POV: Your films tend to focus on women, especially younger women and girls. Can you speak to the importance, for you, of presenting women’s stories on screen?
SV: Well, it’s very important. It’s kind of a new thing for me, talking about this whole “girls on film” thing. At the same time I’d like to talk about them as humans, but of course I recognize the fact that so few girls’ stories are on screen. And even when we do have girls on screen, they have a limited space. Somehow they are not portrayed as quite as round characters as men. So while I like to think they are humans first, then girls, I also think it’s important to portray girls in more varying ways.
This particular hobby is very, very interesting because it does create, like you mentioned, a safe space. And that’s something that I find is very, very beautiful about the phenomenon. These girls, I feel they are really just free to be who they are when they are hobbyhorsing together. And it’s important to see girls as they really are sometimes. Film is a very strong medium, so it’s important that we have films about girls.
POV: Do you know how hobbyhorses are doing now? Are they becoming a bigger pass-time?
SV: I would guess that it will become a little bit bigger, even in Finland, with the film, and maybe around the world. With the girls, we think that probably it will remain in the margins, but I’m quite sure that there will be some enthusiasts here and there who will be simply so inspired by this that they cannot avoid making hobbyhorses and riding them! So I’m looking forward to that!
POV: Have you ever made a hobby horse?
SV: I did make one just to try [to find out how] hard it is, and it was actually really difficult. It took a lot of time for me to do it. But yeah, I made a hobbyhorse, and it’s OK!
POV: I was really impressed in the film, because it did seem like it took so much skill to make a horse, and also a lot of physical endurance to perform in competition. Do you think that it has the potential to become seen as a higher art?

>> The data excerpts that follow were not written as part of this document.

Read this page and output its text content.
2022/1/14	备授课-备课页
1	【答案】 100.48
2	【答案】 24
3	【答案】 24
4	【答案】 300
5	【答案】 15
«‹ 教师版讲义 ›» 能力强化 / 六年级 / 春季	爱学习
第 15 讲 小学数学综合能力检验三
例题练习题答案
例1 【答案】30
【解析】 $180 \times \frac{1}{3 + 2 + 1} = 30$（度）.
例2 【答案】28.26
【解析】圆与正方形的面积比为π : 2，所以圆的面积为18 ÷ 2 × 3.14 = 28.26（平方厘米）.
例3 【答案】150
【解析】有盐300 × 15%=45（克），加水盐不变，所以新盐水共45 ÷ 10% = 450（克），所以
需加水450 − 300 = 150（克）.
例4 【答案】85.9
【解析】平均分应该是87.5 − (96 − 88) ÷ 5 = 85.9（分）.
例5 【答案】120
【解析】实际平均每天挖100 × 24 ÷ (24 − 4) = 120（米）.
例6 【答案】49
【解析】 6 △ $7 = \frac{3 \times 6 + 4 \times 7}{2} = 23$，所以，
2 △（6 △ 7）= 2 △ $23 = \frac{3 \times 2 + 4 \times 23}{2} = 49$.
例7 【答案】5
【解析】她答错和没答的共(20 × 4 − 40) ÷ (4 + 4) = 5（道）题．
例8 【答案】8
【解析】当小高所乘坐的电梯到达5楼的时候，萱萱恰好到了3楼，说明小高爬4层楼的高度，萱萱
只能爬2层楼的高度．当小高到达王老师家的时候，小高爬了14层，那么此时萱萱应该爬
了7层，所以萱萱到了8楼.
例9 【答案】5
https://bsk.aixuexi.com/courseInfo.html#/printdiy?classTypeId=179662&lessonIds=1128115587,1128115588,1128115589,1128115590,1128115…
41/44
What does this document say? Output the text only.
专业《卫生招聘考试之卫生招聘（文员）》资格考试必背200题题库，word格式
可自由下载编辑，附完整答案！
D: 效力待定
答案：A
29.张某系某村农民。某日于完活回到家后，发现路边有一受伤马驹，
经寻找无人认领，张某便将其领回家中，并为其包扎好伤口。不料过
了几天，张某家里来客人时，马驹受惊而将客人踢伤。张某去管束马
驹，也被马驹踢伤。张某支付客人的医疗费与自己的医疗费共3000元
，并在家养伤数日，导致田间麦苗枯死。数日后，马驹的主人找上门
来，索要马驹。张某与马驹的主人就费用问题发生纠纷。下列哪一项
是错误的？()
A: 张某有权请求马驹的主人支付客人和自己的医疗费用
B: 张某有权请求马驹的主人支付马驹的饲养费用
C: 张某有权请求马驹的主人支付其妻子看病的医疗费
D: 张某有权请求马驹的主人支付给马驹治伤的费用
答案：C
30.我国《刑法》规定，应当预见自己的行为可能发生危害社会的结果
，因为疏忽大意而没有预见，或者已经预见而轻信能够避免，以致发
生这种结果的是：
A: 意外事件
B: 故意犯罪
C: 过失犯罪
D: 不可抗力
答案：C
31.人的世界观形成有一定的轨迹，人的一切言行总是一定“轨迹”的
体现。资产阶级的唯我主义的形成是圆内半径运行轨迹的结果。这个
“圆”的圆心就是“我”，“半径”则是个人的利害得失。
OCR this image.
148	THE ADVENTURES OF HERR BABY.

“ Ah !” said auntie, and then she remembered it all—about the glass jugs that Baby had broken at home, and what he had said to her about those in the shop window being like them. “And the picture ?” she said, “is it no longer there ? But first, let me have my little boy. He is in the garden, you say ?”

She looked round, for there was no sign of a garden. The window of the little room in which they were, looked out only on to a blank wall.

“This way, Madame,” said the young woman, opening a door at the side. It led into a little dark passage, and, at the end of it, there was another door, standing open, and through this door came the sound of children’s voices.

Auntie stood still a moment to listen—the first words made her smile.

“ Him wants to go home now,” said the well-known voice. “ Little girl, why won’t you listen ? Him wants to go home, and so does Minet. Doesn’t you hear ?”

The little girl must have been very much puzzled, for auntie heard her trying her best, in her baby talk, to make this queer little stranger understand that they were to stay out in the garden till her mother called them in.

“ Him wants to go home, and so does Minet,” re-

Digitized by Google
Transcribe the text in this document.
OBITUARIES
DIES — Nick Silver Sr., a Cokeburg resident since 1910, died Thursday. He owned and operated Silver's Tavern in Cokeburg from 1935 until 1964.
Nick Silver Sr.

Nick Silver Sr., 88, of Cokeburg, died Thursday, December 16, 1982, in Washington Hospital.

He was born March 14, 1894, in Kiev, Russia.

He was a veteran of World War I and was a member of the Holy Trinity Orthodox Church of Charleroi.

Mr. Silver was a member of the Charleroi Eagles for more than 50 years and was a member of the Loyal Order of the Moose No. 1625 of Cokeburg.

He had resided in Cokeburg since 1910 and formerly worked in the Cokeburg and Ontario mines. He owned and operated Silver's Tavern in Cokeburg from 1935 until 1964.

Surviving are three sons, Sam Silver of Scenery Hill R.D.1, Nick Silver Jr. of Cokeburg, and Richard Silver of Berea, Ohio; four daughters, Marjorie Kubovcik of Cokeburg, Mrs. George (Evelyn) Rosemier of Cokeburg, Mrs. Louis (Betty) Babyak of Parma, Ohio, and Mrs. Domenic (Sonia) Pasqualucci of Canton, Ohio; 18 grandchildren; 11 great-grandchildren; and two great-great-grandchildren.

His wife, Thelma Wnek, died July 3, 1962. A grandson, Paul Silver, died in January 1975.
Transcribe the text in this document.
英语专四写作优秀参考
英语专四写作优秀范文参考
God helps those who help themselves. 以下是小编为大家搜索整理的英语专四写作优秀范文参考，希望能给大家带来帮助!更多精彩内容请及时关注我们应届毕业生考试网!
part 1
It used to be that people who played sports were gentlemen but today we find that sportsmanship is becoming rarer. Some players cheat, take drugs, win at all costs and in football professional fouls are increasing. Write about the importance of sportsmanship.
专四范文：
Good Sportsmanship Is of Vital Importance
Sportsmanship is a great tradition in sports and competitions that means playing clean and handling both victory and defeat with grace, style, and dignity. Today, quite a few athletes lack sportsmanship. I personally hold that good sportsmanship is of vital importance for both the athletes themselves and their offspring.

SV: I don’t know. It’s an interesting question to think about. It’s something that they talk about amongst themselves, the defining and redefining of their own hobby. They’re always talking about how organised they want to be, how public they want to be. Or what is considered as something to do with their hobby, and what is not. There is no clear answer. So it [would] take an individual who [would] want to take it there. Then it’s possible, yes. But at the same time, maybe some people [would] like to keep it more relaxed, something you do in your backyard!